Good morning and welcome to your monthly employment law update, the final update of any kind this year (cue dramatic music)! A huge thank you to everyone who has read every update this year, you deserve a vast quantity of presents, food & alcohol for your dedication!
Last month’s update had features on the possible reintroduction of Tribunal fees and an update on the Brexit whistleblower. Meanwhile, last week’s case law update was a union recognition case concerning Deliveroo couriers. Given it is the final update of the month we have a bumper edition for you looking back and forward on the employment law landscape together with your usual news updates.
Usually the current affairs section centres on some sort of political scandal. This month we kick off the update with a (slightly) less depressing and interesting employment tribunal that took place at the start of the month. Long time readers might remember the allegations made by Jess Varnish about sex discrimination and sexual harassment that occurred in the TeamGB cycling team.
Following those allegations, Shane Sutton resigned and was subsequently found to have made some sexist comments. In the meantime Varnish was dropped from the British cycling team and was unable to compete at the 2016 Olympics.
Now, whilst it appears Varnish alleges she has been discriminated against and possibly victimised, suffered detriments as a whistleblower and been wrongfully dismissed. She is unable to enforce these rights at the employment tribunal because she is a self-employed athlete and not an employee of either British Cycling or UK Sport.
However, in a climate where employment status is changing and evolving, Varnish has bought a claim that she was in fact an employee and thus able to bring claims for unfair dismissal and sex discrimination.
Varnish’s position is that UK Sport and British Cycling exercised a large degree of control over her including vetoing sponsorship deals, owning her image rights and her blood/urine samples, subjecting her to regular testing, instructing her to send photos of each meal to coaches and setting rules for training.
Varnish was also made to wear TeamGB clothing every time she was training, riding or making appearances on behalf of TeamGB. Athletes also needed permission to take time off for personal events such as weddings and birthdays.

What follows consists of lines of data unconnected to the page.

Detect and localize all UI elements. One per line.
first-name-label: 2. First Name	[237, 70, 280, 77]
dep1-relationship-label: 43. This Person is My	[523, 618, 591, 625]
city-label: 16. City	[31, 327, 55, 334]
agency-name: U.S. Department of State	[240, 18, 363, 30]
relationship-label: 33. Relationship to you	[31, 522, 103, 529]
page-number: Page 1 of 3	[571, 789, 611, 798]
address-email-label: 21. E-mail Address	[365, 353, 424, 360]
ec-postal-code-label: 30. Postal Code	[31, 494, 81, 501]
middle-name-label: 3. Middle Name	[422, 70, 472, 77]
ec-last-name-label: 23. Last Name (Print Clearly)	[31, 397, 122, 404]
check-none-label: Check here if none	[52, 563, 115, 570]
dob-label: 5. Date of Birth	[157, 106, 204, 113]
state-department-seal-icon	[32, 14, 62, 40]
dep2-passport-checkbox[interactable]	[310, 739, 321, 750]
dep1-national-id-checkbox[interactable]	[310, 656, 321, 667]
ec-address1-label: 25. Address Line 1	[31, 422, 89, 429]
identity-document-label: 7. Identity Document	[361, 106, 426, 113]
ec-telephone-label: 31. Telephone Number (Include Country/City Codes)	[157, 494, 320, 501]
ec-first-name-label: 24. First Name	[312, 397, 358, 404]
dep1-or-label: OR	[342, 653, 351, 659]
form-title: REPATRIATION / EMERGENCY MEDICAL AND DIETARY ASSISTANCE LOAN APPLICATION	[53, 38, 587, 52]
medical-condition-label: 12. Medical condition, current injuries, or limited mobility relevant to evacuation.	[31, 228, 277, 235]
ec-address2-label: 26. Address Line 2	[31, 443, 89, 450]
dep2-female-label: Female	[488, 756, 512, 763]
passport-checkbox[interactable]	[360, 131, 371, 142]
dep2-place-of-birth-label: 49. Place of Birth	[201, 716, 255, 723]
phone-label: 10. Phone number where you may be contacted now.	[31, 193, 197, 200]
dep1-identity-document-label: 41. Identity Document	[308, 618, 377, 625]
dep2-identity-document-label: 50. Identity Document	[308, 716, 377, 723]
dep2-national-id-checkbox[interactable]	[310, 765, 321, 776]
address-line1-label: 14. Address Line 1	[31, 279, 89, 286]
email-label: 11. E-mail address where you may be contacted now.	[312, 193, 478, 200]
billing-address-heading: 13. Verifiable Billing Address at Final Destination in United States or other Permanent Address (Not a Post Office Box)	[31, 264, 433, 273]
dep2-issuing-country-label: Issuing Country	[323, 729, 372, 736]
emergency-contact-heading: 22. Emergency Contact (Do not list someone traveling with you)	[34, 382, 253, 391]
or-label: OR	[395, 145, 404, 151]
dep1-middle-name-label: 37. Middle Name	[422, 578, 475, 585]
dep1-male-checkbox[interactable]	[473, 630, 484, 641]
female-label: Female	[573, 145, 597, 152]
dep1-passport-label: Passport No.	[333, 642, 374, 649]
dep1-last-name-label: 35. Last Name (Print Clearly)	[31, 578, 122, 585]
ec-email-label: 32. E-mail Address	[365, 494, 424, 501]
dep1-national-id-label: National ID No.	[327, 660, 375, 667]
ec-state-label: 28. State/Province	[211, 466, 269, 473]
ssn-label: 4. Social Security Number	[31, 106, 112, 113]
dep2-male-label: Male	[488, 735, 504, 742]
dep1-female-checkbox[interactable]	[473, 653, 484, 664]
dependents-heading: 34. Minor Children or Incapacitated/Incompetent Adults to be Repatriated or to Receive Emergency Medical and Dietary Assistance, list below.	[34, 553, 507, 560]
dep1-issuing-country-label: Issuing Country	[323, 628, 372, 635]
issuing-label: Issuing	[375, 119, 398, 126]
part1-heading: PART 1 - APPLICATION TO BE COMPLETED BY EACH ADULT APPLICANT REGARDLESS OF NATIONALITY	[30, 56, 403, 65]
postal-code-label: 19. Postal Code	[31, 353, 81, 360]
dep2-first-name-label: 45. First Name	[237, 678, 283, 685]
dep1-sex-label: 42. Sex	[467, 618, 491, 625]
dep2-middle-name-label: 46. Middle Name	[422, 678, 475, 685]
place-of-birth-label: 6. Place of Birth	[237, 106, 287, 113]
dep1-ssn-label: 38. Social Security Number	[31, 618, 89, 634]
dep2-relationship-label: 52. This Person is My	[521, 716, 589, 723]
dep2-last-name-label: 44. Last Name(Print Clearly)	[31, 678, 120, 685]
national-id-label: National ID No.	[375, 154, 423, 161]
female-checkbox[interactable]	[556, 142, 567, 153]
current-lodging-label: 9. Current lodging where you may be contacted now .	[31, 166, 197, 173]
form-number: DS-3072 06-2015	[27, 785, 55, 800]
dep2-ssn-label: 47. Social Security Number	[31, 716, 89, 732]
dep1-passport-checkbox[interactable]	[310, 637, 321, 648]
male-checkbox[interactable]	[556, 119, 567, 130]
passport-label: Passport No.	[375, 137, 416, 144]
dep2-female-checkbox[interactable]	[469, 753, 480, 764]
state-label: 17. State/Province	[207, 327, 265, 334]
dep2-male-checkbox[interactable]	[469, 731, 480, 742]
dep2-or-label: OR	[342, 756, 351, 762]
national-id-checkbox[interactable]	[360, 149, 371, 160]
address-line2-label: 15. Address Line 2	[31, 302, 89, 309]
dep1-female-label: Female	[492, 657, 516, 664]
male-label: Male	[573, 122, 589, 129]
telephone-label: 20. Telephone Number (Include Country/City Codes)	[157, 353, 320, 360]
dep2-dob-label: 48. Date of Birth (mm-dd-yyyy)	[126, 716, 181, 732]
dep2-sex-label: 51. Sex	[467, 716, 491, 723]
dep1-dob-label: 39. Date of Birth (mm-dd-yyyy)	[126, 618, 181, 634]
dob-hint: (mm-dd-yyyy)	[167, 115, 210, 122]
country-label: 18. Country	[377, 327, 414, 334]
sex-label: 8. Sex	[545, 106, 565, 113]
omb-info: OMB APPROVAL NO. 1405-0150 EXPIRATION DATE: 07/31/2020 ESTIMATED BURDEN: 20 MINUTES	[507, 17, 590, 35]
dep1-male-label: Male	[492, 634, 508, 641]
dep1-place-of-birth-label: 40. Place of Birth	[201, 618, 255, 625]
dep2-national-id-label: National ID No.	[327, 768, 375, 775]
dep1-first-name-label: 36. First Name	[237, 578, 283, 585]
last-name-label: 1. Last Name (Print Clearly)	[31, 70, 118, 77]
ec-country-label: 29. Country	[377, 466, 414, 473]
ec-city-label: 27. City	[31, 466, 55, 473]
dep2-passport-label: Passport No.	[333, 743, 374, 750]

She argues this degree of control and the level of integration is akin to an employment relationship. However, UK Sport argue that there was no mutuality of obligations and the relationship was more akin to student and pupil.
Judgment is due on the case early next year and could lead to a drawn out, high-profile case together with a floodgate of similar claims by other athletes. Whilst we do not doubt coaches and sporting organisations hold a large degree of power over the careers of athletes, whether the ET will decide these mean Varnish is an employee remains to be seen.